Topic: Changes to Referred-By

Led by: Salvatore Loreto
draft-loreto-sipping-3892bis-01
Slides presented and included in minutes

Issue: Including multiple P-Asserted-Identity values in Referred-By

Noted that we need to understand what a receiver does with multiple identity expressions. Also noted that if multiple identities make sense for P-Asserted-Identity, they may make sense for Referred-By.

No conclusion noted.

Topic: Updates to the Updates to Asserted Identity in SIP

Led by: Hadriel Kaplan
draft-kaplan-sipping-pai-responses-00
Slides presented and included in minutes

Noted by chair Dean That the current model "no identity in responses" was driven by security review on the initial work, and that changing to allow use in responses requires overcoming the objections raised at that time, which primarily relate to authentication of responses.
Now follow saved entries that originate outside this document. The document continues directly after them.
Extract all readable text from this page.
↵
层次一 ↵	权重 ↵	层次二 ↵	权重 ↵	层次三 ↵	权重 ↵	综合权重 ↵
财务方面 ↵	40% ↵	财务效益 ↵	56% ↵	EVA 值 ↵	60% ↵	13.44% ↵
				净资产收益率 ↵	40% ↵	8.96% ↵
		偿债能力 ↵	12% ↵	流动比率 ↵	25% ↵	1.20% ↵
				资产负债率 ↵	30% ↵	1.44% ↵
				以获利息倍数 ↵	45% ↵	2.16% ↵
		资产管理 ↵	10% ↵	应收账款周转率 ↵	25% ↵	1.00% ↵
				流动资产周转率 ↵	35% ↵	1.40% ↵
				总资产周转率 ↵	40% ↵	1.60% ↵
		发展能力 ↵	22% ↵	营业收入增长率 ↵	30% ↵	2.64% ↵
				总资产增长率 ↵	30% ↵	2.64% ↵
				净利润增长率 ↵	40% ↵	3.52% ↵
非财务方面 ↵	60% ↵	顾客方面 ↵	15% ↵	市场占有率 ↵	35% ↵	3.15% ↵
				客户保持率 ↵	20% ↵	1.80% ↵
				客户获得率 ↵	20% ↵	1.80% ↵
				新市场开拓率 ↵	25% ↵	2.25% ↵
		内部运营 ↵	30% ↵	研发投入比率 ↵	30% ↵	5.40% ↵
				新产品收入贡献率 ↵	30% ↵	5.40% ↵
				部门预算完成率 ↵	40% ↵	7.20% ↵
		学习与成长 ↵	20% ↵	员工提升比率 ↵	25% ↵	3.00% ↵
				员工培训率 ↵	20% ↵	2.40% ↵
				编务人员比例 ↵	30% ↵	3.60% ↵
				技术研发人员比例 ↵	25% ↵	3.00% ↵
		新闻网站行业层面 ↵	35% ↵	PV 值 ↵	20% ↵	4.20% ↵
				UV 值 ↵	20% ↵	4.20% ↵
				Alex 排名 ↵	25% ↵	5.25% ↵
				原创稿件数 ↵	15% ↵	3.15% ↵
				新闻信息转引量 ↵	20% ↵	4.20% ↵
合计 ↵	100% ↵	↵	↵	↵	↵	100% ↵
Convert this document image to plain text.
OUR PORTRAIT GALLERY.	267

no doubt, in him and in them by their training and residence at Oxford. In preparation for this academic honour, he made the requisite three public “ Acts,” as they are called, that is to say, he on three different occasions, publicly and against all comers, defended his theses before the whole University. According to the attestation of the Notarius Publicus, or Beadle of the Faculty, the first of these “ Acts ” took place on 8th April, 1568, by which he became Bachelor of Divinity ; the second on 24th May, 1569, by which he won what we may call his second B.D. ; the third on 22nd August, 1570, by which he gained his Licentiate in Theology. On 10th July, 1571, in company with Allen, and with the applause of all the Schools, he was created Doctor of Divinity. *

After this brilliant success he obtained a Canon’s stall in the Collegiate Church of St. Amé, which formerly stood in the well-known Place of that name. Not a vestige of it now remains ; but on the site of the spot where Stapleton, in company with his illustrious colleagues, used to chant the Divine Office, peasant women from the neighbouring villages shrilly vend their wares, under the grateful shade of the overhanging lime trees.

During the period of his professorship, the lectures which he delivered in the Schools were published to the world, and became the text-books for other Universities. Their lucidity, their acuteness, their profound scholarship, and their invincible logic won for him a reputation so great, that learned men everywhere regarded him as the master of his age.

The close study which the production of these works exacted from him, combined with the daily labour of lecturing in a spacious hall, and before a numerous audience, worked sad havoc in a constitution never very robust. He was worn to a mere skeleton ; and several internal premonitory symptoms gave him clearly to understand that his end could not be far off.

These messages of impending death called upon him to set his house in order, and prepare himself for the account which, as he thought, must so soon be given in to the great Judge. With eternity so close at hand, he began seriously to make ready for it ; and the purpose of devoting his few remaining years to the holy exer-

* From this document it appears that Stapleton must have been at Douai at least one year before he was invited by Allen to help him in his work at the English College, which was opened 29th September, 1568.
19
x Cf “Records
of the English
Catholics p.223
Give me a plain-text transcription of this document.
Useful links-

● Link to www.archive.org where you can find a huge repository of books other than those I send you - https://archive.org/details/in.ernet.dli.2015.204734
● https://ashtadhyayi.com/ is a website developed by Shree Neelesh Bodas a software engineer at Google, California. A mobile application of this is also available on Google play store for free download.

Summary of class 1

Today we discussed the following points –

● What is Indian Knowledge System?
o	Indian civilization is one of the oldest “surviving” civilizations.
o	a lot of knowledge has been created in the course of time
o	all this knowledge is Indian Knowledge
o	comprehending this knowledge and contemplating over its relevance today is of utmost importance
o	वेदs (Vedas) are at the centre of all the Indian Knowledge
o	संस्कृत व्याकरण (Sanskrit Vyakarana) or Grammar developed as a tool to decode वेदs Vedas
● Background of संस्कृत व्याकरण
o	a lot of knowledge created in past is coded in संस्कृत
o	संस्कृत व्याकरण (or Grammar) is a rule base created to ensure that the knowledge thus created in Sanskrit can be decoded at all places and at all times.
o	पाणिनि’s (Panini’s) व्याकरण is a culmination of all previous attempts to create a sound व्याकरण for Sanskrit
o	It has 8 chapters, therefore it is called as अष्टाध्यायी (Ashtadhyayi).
Discussion revealed that there may be use cases, specifically around draft-ietf-sip-outbound, where separate authentication of responses may not be required, and that this mechanism was not available at the time RFC 3325 was developed.

Further discussion was deferred to the list.

Topic: Digest Relay Attack

Led by: Raphael Coeffic
draft-state-sip-relay-attack-00
Slides presented and included in minutes

Initial discussion focused on the threat model in the draft and how this relates to message authentication.

Authors noted that Section 4 is weak and they may wish to remove it.

Chair noted that the question should be "Are these attacks important enough to describe them in BCP, and determine if we have interest in addressing them."